Monday, 26 March 2012

The Last 40 Days of the Old Testament


Lent is, among other things, the time of the Jews - it's the last forty days of the Old Testament.

The Zero Hour of Jewish history is getting nearer and nearer. It’s going to arrive with an extraordinary teacher riding on donkey-back into Jerusalem (the old Jerusalem yet). In reaction to him, the nation is going to be validated – or not.

It's going to happen on one particular day, a day for which the nation was created, for which Abraham was asked to trust and go to a foreign land, for which the Red Sea parted, for which the Jordan was crossed and for which the way back from Babylon was made.
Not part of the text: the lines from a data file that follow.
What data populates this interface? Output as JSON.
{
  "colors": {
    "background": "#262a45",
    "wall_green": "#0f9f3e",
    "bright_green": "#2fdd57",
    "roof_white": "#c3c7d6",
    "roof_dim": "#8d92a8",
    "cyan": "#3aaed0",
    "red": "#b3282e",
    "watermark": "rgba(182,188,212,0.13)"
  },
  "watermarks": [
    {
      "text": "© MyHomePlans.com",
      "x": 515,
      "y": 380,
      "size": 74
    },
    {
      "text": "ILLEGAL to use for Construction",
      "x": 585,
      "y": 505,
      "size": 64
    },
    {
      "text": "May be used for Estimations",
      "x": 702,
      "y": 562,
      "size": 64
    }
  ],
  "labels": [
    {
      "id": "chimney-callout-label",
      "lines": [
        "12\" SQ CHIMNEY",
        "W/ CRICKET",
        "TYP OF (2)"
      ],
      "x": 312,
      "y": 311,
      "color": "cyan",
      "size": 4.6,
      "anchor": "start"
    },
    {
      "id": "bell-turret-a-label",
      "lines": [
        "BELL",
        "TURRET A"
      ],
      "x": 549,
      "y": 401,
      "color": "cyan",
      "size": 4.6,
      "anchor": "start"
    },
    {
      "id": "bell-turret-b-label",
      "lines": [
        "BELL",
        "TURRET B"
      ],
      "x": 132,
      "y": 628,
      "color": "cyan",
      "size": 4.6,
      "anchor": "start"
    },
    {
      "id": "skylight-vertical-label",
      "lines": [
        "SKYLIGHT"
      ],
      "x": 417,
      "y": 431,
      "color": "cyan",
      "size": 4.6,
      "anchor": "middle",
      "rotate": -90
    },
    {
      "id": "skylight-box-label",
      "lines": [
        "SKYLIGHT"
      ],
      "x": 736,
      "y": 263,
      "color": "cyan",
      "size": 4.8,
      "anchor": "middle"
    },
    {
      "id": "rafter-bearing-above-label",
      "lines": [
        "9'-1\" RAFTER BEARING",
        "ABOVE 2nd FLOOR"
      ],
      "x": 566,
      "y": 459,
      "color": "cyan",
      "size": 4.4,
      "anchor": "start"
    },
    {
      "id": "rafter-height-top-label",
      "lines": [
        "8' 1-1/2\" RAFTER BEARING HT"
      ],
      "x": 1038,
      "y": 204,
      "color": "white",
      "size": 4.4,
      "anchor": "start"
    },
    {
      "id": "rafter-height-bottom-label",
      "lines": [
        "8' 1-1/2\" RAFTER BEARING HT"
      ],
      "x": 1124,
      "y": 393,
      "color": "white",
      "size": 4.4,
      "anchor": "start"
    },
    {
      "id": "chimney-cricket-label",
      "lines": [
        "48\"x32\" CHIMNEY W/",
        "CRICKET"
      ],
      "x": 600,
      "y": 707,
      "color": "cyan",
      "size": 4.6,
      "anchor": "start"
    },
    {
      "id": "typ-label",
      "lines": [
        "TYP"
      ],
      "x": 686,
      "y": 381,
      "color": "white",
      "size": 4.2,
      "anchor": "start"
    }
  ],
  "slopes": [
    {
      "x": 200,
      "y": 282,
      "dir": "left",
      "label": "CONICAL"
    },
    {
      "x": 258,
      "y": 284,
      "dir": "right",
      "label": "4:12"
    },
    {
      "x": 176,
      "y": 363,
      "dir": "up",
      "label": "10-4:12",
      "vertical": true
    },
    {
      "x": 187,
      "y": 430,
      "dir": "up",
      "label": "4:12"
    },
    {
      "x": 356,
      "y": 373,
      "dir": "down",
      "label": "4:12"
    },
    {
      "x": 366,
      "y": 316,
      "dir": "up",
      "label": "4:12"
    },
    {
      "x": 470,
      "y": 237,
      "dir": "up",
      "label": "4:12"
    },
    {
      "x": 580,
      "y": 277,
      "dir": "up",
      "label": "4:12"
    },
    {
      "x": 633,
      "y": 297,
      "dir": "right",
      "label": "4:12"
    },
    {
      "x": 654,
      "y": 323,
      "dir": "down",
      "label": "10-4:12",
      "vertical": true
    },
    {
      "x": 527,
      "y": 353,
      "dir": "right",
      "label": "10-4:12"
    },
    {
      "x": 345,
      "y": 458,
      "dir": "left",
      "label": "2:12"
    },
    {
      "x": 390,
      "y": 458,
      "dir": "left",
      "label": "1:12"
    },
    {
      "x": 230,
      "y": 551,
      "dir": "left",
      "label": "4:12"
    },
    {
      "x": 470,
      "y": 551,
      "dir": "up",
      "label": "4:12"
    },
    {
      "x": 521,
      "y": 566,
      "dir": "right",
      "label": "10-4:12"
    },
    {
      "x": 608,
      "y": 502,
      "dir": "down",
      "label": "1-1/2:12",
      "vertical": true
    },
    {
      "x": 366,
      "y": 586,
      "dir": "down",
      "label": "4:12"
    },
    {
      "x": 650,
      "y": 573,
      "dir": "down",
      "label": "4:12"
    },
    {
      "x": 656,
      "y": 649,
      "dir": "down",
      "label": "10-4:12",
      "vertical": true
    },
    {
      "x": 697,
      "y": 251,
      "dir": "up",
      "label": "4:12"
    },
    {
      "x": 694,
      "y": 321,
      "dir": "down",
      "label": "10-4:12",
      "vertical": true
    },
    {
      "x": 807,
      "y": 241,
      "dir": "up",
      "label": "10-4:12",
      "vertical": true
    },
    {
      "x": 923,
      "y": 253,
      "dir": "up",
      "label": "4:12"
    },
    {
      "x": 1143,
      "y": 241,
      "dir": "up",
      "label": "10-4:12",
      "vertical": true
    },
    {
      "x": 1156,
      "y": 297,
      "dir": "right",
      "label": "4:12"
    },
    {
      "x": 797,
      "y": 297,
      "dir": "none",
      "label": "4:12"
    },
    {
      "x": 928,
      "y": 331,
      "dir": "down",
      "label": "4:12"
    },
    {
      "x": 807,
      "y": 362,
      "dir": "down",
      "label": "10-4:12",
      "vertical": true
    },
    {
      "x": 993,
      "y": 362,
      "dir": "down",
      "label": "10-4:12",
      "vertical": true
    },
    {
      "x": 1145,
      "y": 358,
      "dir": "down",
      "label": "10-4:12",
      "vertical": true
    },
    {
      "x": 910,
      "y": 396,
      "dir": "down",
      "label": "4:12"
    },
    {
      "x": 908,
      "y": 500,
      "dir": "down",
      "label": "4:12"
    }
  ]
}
Now that they are back, the big test of the most strategic of the nation's alliances is coming up.

On the crucial level, the challenge is for each Jew individually, just as centuries later it is for each of us, individually. In the process, every thought and every feeling, every word and every gesture, every omission and every hesitation are going to count (but, as we'll see soon, one spontaneous plea may outweigh scores of premeditated crimes). Everyting is going to be carefully looked at when emotions calm down and the time comes to assess it all – which is not yet. And the results, as we know, are going to be handed out individually, too.

But there’s no escaping the fact that the day - the penultimate day of Lent - is also an ultimate showdown time for the Jewish nation.

The accumulated lessons of the Patriarchs, the Torah, the Prophets and the Singer-Psalm Writers, so carefully preserved and taught for centuries, are to come to fruition now - or to withering.

Soon, on behalf of the nation its establishment is going to make a judgment and give a collective reply to a question sent by the greatest ally of the Jews; and it's basically a question of trust.

The day, the question and the answer had been foretold by the nation’s prophets, their prophecies came true and the rest is history now (although some claim it's an on-going history), but doesn’t it feel each year as if everything was unfolding all over again right in front of our eyes, in real time?

And as Lent’s excruciating climax approaches, don’t we feel - because we are all through the Jews, aren't we? - as if our own nation’s fate was at stake on that day?

And don’t we find ourselves standing shoulder to shoulder with those elder brothers of ours outside Pilate’s palace, praying that what we witness coluld be just one big anti-Semitic calumny?